Antetokounmpo's defense and the Bucks' double-teaming also helped limit Andrew Wiggins to an 11-point game on 3-for-13 shooting.
With the clock ticking on their season and just 17 games left, every loss looms as a bigger step backward than a victory moves them forward.
"Here's the thing and the games keep coming," Thibodeau said. "You're talking about one of the hottest teams in the league right now. This is six in a row for them. They've gotten players back. You have Giannis, who presents a lot of problems, but getting Middleton back is big for them and they're playing well. So I knew that coming in that we were going to have to be our best."
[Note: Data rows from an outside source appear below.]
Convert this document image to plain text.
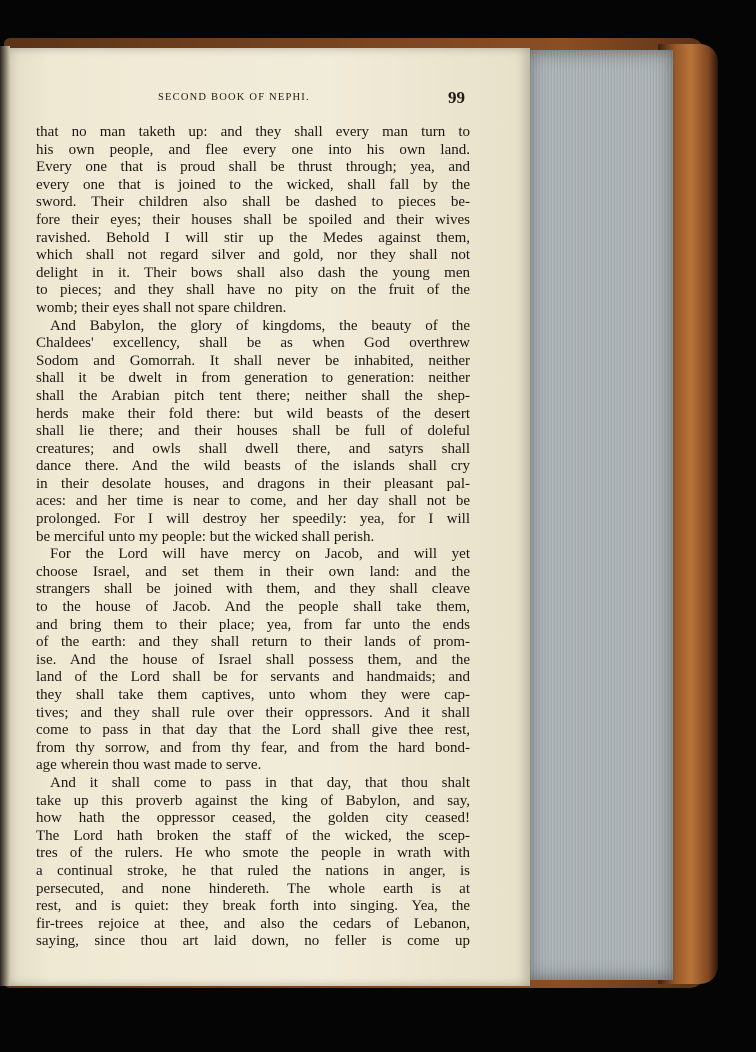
SECOND BOOK OF NEPHI.	99
that no man taketh up: and they shall every man turn to
his own people, and flee every one into his own land.
Every one that is proud shall be thrust through; yea, and
every one that is joined to the wicked, shall fall by the
sword. Their children also shall be dashed to pieces be-
fore their eyes; their houses shall be spoiled and their wives
ravished. Behold I will stir up the Medes against them,
which shall not regard silver and gold, nor they shall not
delight in it. Their bows shall also dash the young men
to pieces; and they shall have no pity on the fruit of the
womb; their eyes shall not spare children.
And Babylon, the glory of kingdoms, the beauty of the
Chaldees' excellency, shall be as when God overthrew
Sodom and Gomorrah. It shall never be inhabited, neither
shall it be dwelt in from generation to generation: neither
shall the Arabian pitch tent there; neither shall the shep-
herds make their fold there: but wild beasts of the desert
shall lie there; and their houses shall be full of doleful
creatures; and owls shall dwell there, and satyrs shall
dance there. And the wild beasts of the islands shall cry
in their desolate houses, and dragons in their pleasant pal-
aces: and her time is near to come, and her day shall not be
prolonged. For I will destroy her speedily: yea, for I will
be merciful unto my people: but the wicked shall perish.
For the Lord will have mercy on Jacob, and will yet
choose Israel, and set them in their own land: and the
strangers shall be joined with them, and they shall cleave
to the house of Jacob. And the people shall take them,
and bring them to their place; yea, from far unto the ends
of the earth: and they shall return to their lands of prom-
ise. And the house of Israel shall possess them, and the
land of the Lord shall be for servants and handmaids; and
they shall take them captives, unto whom they were cap-
tives; and they shall rule over their oppressors. And it shall
come to pass in that day that the Lord shall give thee rest,
from thy sorrow, and from thy fear, and from the hard bond-
age wherein thou wast made to serve.
And it shall come to pass in that day, that thou shalt
take up this proverb against the king of Babylon, and say,
how hath the oppressor ceased, the golden city ceased!
The Lord hath broken the staff of the wicked, the scep-
tres of the rulers. He who smote the people in wrath with
a continual stroke, he that ruled the nations in anger, is
persecuted, and none hindereth. The whole earth is at
rest, and is quiet: they break forth into singing. Yea, the
fir-trees rejoice at thee, and also the cedars of Lebanon,
saying, since thou art laid down, no feller is come up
They weren't near enough their best, not after their early 5-0 lead quickly became a five-point, first-quarter deficit, not after they allowed the Bucks two of their eight three-pointers in the first half's closing minutes and certainly not in that final 2:29 when the Wolves couldn't make a layup or a tip-in.
"We missed a lot of layups, we didn't finish well," Thibodeau said. "Yep."
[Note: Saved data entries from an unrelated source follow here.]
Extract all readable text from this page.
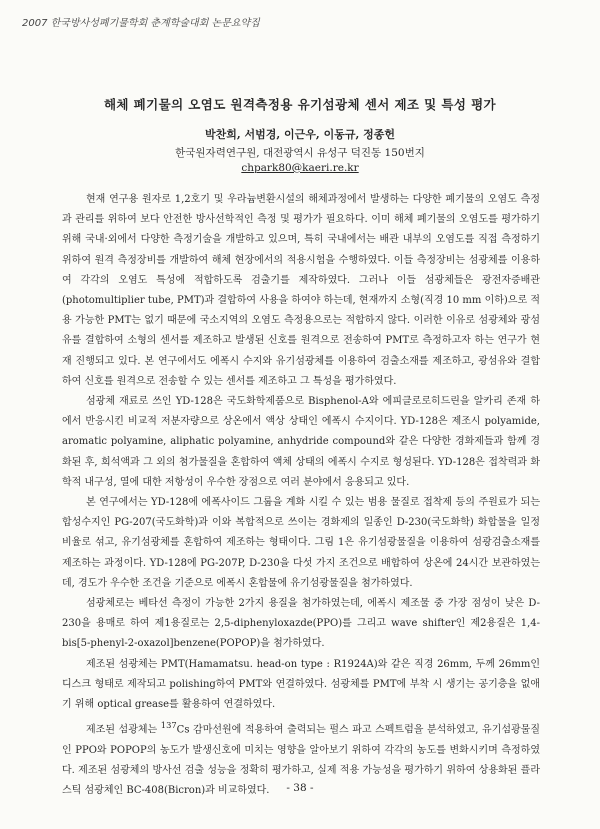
2007 한국방사성폐기물학회 춘계학술대회 논문요약집
해체 폐기물의 오염도 원격측정용 유기섬광체 센서 제조 및 특성 평가
박찬희, 서범경, 이근우, 이동규, 정종헌
한국원자력연구원, 대전광역시 유성구 덕진동 150번지
chpark80@kaeri.re.kr

현재 연구용 원자로 1,2호기 및 우라늄변환시설의 해체과정에서 발생하는 다양한 폐기물의 오염도 측정과 관리를 위하여 보다 안전한 방사선학적인 측정 및 평가가 필요하다. 이미 해체 폐기물의 오염도를 평가하기 위해 국내·외에서 다양한 측정기술을 개발하고 있으며, 특히 국내에서는 배관 내부의 오염도를 직접 측정하기 위하여 원격 측정장비를 개발하여 해체 현장에서의 적용시험을 수행하였다. 이들 측정장비는 섬광체를 이용하여 각각의 오염도 특성에 적합하도록 검출기를 제작하였다. 그러나 이들 섬광체들은 광전자증배관(photomultiplier tube, PMT)과 결합하여 사용을 하여야 하는데, 현재까지 소형(직경 10 mm 이하)으로 적용 가능한 PMT는 없기 때문에 국소지역의 오염도 측정용으로는 적합하지 않다. 이러한 이유로 섬광체와 광섬유를 결합하여 소형의 센서를 제조하고 발생된 신호를 원격으로 전송하여 PMT로 측정하고자 하는 연구가 현재 진행되고 있다. 본 연구에서도 에폭시 수지와 유기섬광체를 이용하여 검출소재를 제조하고, 광섬유와 결합하여 신호를 원격으로 전송할 수 있는 센서를 제조하고 그 특성을 평가하였다.

섬광체 재료로 쓰인 YD-128은 국도화학제품으로 Bisphenol-A와 에피클로로히드린을 알카리 존재 하에서 반응시킨 비교적 저분자량으로 상온에서 액상 상태인 에폭시 수지이다. YD-128은 제조시 polyamide, aromatic polyamine, aliphatic polyamine, anhydride compound와 같은 다양한 경화제들과 함께 경화된 후, 희석액과 그 외의 첨가물질을 혼합하여 액체 상태의 에폭시 수지로 형성된다. YD-128은 접착력과 화학적 내구성, 열에 대한 저항성이 우수한 장점으로 여러 분야에서 응용되고 있다.

본 연구에서는 YD-128에 에폭사이드 그룹을 계화 시킬 수 있는 범용 물질로 접착제 등의 주원료가 되는 합성수지인 PG-207(국도화학)과 이와 복합적으로 쓰이는 경화제의 일종인 D-230(국도화학) 화합물을 일정 비율로 섞고, 유기섬광체를 혼합하여 제조하는 형태이다. 그림 1은 유기섬광물질을 이용하여 섬광검출소재를 제조하는 과정이다. YD-128에 PG-207P, D-230을 다섯 가지 조건으로 배합하여 상온에 24시간 보관하였는데, 경도가 우수한 조건을 기준으로 에폭시 혼합물에 유기섬광물질을 첨가하였다.

섬광체로는 베타선 측정이 가능한 2가지 용질을 첨가하였는데, 에폭시 제조물 중 가장 점성이 낮은 D-230을 용매로 하여 제1용질로는 2,5-diphenyloxazde(PPO)를 그리고 wave shifter인 제2용질은 1,4-bis[5-phenyl-2-oxazol]benzene(POPOP)을 첨가하였다.

제조된 섬광체는 PMT(Hamamatsu. head-on type : R1924A)와 같은 직경 26mm, 두께 26mm인 디스크 형태로 제작되고 polishing하여 PMT와 연결하였다. 섬광체를 PMT에 부착 시 생기는 공기층을 없애기 위해 optical grease를 활용하여 연결하였다.

제조된 섬광체는 $^{137}$Cs 감마선원에 적용하여 출력되는 펄스 파고 스펙트럼을 분석하였고, 유기섬광물질인 PPO와 POPOP의 농도가 발생신호에 미치는 영향을 알아보기 위하여 각각의 농도를 변화시키며 측정하였다. 제조된 섬광체의 방사선 검출 성능을 정확히 평가하고, 실제 적용 가능성을 평가하기 위하여 상용화된 플라스틱 섬광체인 BC-408(Bicron)과 비교하였다.	- 38 -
Was that tired legs on the second night of back-to-back games — the Bucks played such a set, too, but both were at home — or maybe something else?
"I think bad luck," said Wolves reserve forward Nemanja Bjelica, whose layup at the rim in the final minute somehow still came up short. "I don't think I ever missed that many in my life. But this is part of basketball. We really played hard until the end. The last was bad, but we just need to keep working, keep playing, that's it. We played a very good game."
Glum in a postgame scrum with reporters, Thibodeau lamented his team's start to the game and the fourth quarter as well as its first-half finish, a laundry list that suggested the Wolves didn't lose the game solely in the final three minutes.
"It wasn't at the end that cost us the game," Towns said. "Throughout the game, we made some mistakes that added up at the end. There are a lot of things that add up to a loss. We made some mistakes that I know we wished we didn't make. We've got to move on to Monday."